Asplenium dielfalcatum
- Conservation status: Critically Endangered (IUCN 3.1)

Scientific classification
- Kingdom: Plantae
- Clade: Embryophytes
- Clade: Tracheophytes
- Division: Polypodiophyta
- Class: Polypodiopsida
- Order: Polypodiales
- Suborder: Aspleniineae
- Family: Aspleniaceae
- Genus: Asplenium
- Species: A. dielfalcatum
- Binomial name: Asplenium dielfalcatum Viane
- Synonyms: Diellia falcata Brack.; Lindsaea falcata Hook., nom. illeg. homonym. post.; Schizoloma falcatum T.Moore;

= Asplenium dielfalcatum =

- Genus: Asplenium
- Species: dielfalcatum
- Authority: Viane
- Conservation status: CR
- Synonyms: Diellia falcata Brack., Lindsaea falcata Hook., nom. illeg. homonym. post., Schizoloma falcatum T.Moore

Species of fern endemic to Hawaii

Asplenium dielfalcatum is a rare species of fern in the family Aspleniaceae, endemic to the island of Oʻahu, Hawaii. It typically grows at elevations ranging from 400 to 1000 m in moist montane forests. The species is listed as Critically Endangered due to habitat loss, invasive species, and climate change.

== Description ==
A. dielfalcatum is characterized by its narrow, leathery fronds with a distinctive falcate (sickle-shaped) tip, a trait that gives the species its name. The fronds are typically between 10 and 30 cm long. Like other members of the genus, it reproduces via spores located on the undersides of the fronds. It often grows on steep slopes, cliff faces, or in moist crevices, where it clings to rock surfaces in shaded, high-humidity environments. Its rhizomes are short and creeping, and the plant forms loose clusters. The spores of Asplenium dielfalcatum are produced on the undersides of the fronds, following the typical reproductive pattern of the Asplenium genus. The leathery texture of the fronds helps the plant conserve moisture in the high-humidity, low-light environments of the cloud forests. Its creeping rhizomes enable the fern to cling tightly to steep rock surfaces and form loose clusters of plants in moist crevices.

== Taxonomy ==
Asplenium dielfalcatum belongs to the family Aspleniaceae within the order Polypodiales. It shares morphological traits typical of the genus Asplenium, including the presence of sori (spore clusters) on the undersides of its fronds and a rhizomatous growth form.

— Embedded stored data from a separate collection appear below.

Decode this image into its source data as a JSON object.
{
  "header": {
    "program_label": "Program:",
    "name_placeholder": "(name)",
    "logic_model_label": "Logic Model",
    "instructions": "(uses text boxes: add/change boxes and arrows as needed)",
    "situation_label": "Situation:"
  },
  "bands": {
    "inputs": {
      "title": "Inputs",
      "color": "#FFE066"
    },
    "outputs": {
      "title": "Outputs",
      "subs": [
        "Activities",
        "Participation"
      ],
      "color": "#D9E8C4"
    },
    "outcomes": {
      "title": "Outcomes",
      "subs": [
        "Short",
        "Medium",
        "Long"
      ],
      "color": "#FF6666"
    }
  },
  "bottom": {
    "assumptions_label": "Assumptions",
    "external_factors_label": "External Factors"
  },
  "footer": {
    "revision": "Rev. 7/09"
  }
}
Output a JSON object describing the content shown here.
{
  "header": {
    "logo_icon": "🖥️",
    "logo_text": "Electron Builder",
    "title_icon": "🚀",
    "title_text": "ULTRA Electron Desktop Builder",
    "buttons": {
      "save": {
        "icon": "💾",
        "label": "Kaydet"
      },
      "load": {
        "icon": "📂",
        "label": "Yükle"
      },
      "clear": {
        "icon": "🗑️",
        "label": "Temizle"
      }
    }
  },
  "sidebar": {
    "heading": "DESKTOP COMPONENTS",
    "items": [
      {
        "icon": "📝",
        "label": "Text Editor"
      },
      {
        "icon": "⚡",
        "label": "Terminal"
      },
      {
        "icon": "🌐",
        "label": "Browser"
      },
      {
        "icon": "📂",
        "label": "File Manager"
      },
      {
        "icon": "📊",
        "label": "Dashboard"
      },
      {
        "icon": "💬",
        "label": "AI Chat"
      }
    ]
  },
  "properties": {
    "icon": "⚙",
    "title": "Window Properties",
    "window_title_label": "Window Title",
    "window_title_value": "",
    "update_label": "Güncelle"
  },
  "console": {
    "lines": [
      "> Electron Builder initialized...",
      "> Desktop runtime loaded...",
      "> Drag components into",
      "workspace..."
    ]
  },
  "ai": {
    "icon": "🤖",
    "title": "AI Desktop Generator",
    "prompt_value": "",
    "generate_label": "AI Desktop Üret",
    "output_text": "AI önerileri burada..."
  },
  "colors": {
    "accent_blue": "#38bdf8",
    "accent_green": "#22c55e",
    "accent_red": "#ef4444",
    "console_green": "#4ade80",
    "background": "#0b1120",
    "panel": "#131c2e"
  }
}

== Distribution and habitat ==
This fern is endemic to the island of Oʻahu and has an extremely limited distribution. It is found in wet montane forest ecosystems with consistent cloud cover and high moisture levels. These habitats are increasingly fragmented and degraded due to land development, invasive plants such as strawberry guava, and the rooting behavior of feral pigs.

== Human use and cultural significance ==
While there is limited documentation of traditional uses specifically for A. dielfalcatum, ferns more broadly have played a role in Hawaiian culture, used ornamentally and medicinally. Conservation of this species is part of larger efforts to preserve native Hawaiian biodiversity and forest ecosystems.

== Conservation ==
Asplenium dielfalcatum is listed as Critically Endangered by the IUCN, primarily due to its restricted range and threats from habitat degradation, invasive species, and climate change. The species was also listed as endangered under the Endangered Species Act by the United States Fish and Wildlife Service on October 29, 1991. Conservation measures include propagation efforts, habitat protection, and monitoring by local and federal agencies.